Sunday, May 2, 2010

Goldman Sachs Scandal Explained

by Richard Crews
Goldman Sachs designed derivatives built of weak mortgages at the request of a big client who wanted to sell them short (essentially sell them with the promise to buy them later in the hope they would go down in value). So far, so good.

But GS also sold those same derivatives to other customers ("long" not "short"). This would also have been ok, BUT they did so without disclosing to those other customers that the derivatives had been specially designed to be weak.

In doing this, GS violated good business principles of "consumer protection." Customers have a right to be told by a vendor if the vendor knows the product they are purchasing is defective. In the case of a securities firm, this violates a responsibility called "full disclosure."

Moreover, securities firms (like banks, accountants, lawyers, and real estate agents) have a special duty to their clients, a duty called "fiduciary." That means they are legally bound to act in the client's best financial interests.

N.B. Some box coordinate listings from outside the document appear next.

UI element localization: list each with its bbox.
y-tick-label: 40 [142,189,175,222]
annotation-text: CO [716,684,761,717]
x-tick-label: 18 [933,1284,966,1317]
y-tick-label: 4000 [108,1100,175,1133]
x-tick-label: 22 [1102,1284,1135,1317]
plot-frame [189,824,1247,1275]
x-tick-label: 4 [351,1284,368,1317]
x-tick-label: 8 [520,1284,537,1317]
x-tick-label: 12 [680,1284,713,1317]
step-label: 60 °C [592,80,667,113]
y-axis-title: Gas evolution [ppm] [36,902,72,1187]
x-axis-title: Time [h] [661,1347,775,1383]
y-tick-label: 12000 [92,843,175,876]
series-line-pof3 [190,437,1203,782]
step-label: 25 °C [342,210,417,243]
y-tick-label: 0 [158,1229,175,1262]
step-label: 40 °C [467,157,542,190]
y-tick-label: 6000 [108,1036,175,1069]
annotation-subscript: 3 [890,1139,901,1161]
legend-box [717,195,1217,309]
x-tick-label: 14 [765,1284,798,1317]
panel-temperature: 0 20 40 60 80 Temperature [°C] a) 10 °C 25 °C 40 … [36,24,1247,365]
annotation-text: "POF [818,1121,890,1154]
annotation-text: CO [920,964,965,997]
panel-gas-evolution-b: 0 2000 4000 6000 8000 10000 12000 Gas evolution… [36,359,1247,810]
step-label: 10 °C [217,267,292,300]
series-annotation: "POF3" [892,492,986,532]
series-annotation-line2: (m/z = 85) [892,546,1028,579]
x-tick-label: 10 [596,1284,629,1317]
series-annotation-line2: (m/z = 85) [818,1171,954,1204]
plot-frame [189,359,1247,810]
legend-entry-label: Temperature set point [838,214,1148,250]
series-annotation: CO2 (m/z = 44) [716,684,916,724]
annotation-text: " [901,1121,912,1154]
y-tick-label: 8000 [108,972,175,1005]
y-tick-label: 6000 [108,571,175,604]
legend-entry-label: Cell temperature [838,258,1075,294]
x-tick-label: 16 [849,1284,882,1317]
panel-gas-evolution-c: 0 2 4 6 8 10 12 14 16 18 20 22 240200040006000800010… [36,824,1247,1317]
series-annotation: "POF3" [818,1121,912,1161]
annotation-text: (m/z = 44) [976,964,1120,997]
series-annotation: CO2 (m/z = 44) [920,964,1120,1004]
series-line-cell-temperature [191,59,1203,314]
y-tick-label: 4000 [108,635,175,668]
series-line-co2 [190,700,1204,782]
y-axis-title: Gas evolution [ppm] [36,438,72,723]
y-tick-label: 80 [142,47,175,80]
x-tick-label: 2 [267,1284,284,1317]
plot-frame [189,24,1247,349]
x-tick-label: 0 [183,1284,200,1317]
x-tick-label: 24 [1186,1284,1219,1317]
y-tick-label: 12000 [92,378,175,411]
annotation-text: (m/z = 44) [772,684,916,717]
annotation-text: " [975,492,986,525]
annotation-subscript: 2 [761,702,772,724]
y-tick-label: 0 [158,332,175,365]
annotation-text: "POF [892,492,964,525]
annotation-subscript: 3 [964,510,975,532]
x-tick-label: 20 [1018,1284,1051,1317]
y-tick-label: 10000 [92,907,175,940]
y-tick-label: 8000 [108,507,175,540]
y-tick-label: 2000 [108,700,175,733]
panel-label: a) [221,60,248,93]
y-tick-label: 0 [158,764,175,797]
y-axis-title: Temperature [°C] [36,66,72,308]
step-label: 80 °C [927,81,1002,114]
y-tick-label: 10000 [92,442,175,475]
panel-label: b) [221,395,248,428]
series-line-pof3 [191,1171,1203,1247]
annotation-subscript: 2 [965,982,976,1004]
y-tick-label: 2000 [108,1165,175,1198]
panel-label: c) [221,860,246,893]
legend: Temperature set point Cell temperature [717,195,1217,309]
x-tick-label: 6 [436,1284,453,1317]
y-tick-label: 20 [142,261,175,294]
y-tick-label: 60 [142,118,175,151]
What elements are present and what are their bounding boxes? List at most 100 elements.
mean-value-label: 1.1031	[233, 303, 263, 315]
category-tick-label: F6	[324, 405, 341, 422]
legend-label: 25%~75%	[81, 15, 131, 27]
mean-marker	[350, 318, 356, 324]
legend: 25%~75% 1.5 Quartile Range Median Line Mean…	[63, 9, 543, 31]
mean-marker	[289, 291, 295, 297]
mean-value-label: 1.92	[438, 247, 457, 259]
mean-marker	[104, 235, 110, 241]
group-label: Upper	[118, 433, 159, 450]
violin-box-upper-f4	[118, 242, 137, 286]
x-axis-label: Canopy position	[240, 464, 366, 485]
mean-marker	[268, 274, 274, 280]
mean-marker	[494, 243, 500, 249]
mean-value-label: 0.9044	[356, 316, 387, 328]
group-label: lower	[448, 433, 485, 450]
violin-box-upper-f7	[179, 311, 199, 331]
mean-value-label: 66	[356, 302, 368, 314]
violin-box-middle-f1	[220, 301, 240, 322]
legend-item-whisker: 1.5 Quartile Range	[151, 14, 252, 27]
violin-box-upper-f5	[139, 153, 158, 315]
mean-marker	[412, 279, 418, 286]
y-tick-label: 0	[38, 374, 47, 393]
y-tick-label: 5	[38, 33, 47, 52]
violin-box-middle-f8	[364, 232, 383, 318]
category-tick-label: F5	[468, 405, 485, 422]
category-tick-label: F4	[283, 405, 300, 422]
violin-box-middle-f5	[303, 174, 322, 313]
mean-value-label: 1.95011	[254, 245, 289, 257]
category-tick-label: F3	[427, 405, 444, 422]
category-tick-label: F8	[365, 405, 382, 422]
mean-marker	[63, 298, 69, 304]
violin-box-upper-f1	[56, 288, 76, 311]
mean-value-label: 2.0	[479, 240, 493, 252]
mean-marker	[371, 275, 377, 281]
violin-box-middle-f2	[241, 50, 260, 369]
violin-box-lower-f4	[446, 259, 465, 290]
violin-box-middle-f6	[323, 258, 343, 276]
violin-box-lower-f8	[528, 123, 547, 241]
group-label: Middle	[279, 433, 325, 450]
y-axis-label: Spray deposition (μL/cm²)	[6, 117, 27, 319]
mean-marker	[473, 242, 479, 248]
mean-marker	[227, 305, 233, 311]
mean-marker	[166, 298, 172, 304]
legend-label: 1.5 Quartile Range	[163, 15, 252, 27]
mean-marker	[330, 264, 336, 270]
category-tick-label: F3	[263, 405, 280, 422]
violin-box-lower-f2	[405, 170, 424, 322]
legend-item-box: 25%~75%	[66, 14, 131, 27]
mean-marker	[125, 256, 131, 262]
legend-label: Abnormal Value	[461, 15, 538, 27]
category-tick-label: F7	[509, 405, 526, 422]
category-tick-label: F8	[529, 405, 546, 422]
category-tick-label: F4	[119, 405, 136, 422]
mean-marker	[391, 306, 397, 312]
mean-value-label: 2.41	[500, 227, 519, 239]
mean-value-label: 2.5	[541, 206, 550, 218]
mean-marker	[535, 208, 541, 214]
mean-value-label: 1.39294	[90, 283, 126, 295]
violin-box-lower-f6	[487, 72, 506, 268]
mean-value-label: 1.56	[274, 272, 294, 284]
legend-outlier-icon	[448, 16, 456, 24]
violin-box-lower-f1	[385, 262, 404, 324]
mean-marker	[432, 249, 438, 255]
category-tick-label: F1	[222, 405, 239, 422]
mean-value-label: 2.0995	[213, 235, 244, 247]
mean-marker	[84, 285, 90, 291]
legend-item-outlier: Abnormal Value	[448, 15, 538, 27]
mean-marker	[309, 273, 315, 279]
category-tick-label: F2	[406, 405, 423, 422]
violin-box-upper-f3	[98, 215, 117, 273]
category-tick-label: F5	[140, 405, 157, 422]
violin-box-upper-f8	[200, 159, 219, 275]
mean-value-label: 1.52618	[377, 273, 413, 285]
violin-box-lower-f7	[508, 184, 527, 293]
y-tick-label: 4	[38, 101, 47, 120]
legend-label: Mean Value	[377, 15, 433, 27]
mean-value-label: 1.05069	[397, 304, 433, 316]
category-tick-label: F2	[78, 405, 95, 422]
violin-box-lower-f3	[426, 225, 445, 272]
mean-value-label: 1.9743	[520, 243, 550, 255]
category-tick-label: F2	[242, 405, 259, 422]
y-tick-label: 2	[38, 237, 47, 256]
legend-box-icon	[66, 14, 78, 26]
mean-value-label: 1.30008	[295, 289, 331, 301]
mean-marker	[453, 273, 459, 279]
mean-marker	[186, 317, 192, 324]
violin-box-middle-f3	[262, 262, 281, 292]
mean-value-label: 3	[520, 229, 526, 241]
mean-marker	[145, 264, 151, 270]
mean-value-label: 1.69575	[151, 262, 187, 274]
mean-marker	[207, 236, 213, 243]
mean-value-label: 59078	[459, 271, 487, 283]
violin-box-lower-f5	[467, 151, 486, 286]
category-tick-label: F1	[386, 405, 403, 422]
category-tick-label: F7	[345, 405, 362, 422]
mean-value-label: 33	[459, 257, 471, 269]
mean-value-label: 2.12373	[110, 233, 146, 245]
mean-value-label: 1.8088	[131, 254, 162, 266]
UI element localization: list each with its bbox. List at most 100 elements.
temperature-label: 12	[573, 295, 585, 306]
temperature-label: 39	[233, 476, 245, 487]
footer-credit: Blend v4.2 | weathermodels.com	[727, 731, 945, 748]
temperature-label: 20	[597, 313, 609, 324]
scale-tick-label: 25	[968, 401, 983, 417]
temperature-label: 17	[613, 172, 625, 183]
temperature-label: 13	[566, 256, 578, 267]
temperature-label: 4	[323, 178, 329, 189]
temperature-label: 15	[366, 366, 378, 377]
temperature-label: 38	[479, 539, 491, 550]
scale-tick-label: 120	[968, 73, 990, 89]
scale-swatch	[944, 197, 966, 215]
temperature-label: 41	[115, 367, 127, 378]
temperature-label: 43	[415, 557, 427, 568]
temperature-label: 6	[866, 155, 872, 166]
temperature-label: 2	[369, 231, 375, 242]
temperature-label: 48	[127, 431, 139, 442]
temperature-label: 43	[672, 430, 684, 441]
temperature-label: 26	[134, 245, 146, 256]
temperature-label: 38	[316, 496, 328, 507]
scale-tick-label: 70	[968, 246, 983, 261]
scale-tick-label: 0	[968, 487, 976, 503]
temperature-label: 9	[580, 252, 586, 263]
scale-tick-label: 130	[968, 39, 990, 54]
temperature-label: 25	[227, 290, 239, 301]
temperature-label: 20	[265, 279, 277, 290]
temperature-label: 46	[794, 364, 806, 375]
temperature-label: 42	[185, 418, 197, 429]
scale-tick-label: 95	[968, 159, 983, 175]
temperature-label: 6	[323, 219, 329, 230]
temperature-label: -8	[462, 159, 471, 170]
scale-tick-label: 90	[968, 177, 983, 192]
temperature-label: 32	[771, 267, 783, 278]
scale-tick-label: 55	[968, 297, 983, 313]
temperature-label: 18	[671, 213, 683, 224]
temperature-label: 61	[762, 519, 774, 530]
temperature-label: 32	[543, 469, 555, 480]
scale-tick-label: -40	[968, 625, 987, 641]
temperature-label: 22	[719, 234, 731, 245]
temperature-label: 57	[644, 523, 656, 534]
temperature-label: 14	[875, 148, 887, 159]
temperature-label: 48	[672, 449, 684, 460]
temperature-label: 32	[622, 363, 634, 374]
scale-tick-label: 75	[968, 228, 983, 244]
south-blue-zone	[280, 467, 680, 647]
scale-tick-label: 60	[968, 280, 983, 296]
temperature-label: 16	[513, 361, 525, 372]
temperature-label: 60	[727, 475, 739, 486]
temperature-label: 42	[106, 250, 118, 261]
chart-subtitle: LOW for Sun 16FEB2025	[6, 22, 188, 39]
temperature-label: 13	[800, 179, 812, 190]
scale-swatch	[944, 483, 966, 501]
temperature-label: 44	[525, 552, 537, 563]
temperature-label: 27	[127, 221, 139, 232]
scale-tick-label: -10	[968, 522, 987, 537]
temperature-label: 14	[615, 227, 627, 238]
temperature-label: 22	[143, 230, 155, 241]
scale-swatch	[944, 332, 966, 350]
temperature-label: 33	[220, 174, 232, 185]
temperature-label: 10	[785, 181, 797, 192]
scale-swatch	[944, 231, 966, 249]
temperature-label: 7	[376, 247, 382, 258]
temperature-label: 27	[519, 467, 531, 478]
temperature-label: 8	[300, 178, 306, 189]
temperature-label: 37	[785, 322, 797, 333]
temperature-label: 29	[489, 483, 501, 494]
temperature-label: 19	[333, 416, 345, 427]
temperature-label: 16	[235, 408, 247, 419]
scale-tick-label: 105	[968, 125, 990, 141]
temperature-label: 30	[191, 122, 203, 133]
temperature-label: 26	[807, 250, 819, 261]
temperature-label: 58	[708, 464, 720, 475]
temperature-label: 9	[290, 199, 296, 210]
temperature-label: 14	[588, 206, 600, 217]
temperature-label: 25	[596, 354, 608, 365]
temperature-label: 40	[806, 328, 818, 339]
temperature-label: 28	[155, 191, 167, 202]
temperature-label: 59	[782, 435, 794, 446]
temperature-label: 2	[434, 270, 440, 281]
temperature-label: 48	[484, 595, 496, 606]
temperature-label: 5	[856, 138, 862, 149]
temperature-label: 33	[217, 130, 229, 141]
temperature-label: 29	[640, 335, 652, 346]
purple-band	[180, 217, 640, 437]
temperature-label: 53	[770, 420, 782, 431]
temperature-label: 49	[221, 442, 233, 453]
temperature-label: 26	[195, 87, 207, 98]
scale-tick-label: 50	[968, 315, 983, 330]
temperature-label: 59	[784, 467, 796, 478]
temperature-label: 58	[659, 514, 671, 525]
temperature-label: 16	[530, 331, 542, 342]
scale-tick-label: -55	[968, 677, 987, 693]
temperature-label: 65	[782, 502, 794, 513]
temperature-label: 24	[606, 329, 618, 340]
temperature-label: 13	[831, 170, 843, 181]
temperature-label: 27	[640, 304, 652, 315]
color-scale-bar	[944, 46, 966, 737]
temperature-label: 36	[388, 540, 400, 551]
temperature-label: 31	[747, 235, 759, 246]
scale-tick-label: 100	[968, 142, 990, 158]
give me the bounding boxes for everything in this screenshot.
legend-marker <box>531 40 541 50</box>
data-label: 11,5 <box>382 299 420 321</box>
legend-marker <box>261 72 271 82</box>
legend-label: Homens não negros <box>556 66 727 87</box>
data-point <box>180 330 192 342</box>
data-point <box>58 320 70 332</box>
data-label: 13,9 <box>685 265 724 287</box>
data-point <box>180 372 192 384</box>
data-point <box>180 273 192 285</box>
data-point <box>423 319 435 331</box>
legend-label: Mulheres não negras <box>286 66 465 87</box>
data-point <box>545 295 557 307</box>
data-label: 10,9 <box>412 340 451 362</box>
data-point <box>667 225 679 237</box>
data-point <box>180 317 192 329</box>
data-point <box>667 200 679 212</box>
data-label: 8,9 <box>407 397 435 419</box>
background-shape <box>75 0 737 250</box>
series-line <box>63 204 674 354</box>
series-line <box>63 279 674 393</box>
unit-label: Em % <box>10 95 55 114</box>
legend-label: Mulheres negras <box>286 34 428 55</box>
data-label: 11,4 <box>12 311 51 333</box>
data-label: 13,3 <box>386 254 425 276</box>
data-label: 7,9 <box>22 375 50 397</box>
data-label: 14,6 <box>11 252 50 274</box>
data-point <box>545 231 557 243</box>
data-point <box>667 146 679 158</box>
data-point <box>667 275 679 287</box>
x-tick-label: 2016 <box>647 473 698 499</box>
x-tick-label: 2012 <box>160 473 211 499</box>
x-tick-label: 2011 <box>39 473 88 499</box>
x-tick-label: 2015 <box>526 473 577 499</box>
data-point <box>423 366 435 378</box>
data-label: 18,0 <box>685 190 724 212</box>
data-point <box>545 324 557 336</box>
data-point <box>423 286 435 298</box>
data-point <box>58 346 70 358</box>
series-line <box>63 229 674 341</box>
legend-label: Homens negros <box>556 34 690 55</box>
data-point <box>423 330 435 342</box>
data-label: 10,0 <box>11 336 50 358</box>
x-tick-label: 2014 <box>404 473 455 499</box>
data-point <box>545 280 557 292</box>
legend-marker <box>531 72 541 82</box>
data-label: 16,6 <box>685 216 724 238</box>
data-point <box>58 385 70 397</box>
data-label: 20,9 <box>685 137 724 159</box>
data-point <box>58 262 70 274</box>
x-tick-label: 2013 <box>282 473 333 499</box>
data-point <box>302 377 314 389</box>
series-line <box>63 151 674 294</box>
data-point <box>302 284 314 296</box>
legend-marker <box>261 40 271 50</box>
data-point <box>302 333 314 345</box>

One further sin: GS also traded for its own account. This means they were buying and selling stocks, bonds, and various derivatives with money they held in trust for their clients. In other words, in some cases they were using the clients' own money to bet against the clients' financial interests.

Add to this--from outside GS--the lack of government regulation, the lack of sufficient requirements for financial disclosure, the "purchase" of bond ratings (which are supposed to be objective), and patterns of bonuses to executives based on short-term profits (despite longer-term losses), and the recipe for a huge, murky financial disaster is complete.